In 1976, he endured the embarrassment of his first flop, The Baker’s Wife, that never even reached Broadway. Then on a rainy opening night in May, 1978, his next pet project, a musical adaptation of Studs Terkel’s musical Working, was to appear before the critics and public featuring several of his songs and his directorial debut. He and Carole dressed up and drove into the city through the drizzle. He told her, “This is going to change our lives in one way or the other. If this works, that will be one path, and if it doesn’t work, I’m through.”

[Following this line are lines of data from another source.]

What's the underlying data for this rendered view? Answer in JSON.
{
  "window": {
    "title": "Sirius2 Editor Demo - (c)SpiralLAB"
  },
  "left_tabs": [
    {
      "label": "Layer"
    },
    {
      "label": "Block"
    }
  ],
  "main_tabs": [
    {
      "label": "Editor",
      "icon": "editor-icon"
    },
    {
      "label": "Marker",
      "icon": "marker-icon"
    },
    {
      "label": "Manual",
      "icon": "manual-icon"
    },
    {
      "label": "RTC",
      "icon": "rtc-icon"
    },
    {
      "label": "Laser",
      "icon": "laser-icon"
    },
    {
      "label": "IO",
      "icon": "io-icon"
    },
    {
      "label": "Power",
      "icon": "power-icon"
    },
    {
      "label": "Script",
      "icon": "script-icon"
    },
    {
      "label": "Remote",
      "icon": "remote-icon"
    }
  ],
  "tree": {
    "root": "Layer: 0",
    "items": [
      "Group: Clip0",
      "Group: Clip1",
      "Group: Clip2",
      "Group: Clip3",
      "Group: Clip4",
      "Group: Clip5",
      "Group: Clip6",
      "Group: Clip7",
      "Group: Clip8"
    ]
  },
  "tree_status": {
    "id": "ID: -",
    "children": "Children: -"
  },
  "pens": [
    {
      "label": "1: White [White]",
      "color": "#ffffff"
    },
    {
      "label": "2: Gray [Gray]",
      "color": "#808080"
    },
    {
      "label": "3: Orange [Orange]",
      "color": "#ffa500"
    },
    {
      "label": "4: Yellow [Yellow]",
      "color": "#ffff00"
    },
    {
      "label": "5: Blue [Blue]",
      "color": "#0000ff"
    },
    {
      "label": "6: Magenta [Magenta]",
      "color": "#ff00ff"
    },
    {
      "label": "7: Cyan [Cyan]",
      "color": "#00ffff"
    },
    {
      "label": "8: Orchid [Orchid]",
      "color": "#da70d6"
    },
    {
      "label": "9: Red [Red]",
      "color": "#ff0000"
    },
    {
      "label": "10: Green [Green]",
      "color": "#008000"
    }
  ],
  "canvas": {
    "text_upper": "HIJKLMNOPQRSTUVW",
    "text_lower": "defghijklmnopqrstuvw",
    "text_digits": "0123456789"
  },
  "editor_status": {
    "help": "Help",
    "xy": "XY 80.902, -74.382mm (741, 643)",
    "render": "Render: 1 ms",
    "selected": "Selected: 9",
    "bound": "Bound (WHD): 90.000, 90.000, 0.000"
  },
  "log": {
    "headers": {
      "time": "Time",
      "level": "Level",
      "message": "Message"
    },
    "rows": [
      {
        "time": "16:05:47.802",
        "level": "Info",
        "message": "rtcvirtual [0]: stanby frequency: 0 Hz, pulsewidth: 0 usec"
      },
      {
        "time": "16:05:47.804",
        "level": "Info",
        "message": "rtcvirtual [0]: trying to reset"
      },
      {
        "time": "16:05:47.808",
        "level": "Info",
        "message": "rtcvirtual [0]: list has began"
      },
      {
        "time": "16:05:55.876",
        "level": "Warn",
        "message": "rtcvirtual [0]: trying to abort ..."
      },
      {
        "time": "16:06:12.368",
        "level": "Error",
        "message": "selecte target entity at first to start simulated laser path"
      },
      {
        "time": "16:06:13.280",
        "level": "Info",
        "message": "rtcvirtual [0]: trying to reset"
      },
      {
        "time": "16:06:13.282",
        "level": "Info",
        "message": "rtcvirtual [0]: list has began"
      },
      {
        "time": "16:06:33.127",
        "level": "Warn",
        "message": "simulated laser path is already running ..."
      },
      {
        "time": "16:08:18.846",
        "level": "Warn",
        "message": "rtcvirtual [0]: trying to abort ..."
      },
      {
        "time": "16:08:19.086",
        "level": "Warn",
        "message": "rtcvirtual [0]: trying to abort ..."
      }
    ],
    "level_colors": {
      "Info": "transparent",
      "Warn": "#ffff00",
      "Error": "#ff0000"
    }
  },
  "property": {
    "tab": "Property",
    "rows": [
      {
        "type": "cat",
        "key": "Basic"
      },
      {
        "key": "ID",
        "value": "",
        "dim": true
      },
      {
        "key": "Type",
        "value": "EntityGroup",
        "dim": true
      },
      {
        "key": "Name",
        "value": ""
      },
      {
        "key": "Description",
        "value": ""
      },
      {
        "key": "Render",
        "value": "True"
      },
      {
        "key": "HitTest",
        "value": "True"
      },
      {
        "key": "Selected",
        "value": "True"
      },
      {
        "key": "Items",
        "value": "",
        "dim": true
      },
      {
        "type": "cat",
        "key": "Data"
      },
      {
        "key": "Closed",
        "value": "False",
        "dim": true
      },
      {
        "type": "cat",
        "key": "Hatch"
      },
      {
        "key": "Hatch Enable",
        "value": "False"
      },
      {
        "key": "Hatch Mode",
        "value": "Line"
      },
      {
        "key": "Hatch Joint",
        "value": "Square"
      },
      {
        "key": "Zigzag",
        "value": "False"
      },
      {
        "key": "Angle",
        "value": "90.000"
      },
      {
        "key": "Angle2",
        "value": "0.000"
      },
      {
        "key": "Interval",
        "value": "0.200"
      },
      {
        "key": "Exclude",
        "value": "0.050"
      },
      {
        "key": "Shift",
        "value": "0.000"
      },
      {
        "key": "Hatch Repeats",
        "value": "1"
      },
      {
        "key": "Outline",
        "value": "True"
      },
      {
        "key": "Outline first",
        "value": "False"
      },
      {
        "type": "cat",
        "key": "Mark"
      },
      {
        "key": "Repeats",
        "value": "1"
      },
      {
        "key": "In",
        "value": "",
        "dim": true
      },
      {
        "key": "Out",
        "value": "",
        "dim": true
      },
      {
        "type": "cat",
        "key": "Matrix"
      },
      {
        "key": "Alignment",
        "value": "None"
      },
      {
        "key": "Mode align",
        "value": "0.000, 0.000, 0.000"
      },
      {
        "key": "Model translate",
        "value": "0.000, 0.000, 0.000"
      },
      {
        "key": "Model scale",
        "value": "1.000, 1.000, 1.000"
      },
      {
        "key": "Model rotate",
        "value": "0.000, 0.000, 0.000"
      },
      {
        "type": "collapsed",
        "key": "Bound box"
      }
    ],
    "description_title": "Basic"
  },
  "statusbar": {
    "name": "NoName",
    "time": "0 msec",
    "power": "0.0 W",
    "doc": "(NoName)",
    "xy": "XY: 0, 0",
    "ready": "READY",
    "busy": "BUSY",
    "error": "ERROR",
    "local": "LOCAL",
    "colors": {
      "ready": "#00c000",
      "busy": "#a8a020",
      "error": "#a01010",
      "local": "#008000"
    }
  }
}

Critics didn’t go for it and Working shuttered on Broadway on June 4, 1978, after twelve previews and twenty four performances. So he quit. Fortunately, it was good timing. He later commented, “I sometimes think that the happiest time of my life was the three years when I was depressed. My kids were little; I ended up spending much more time with them. It worked out in this strange way the way a lot of things in my life somehow work out in unforeseen, serendipitous ways.”
Schwartz would eventually defy the gravity of his flops and, with the help of friends, lift himself up. He has been on quite a roll for the past few decades since coming out of that early retirement. He is currently far too busy to consider stepping away from the piano or the pencils he uses for writing lyrics. His latest set of lyrics for a DreamWorks animated feature is slated to open in December 2015. He’s also midway through a score for a Broadway show about Houdini. And he’s no doubt pleased that his supposedly “bland” score is now a source of nostalgia for fans who are likely to flock to the Broadway revival of Pippin when it opens in previews on March 23rd, 2013.
He’s accomplishing so much that I’m already planning a revised edition of Defying Gravity– my story of this artist’s truly creative career.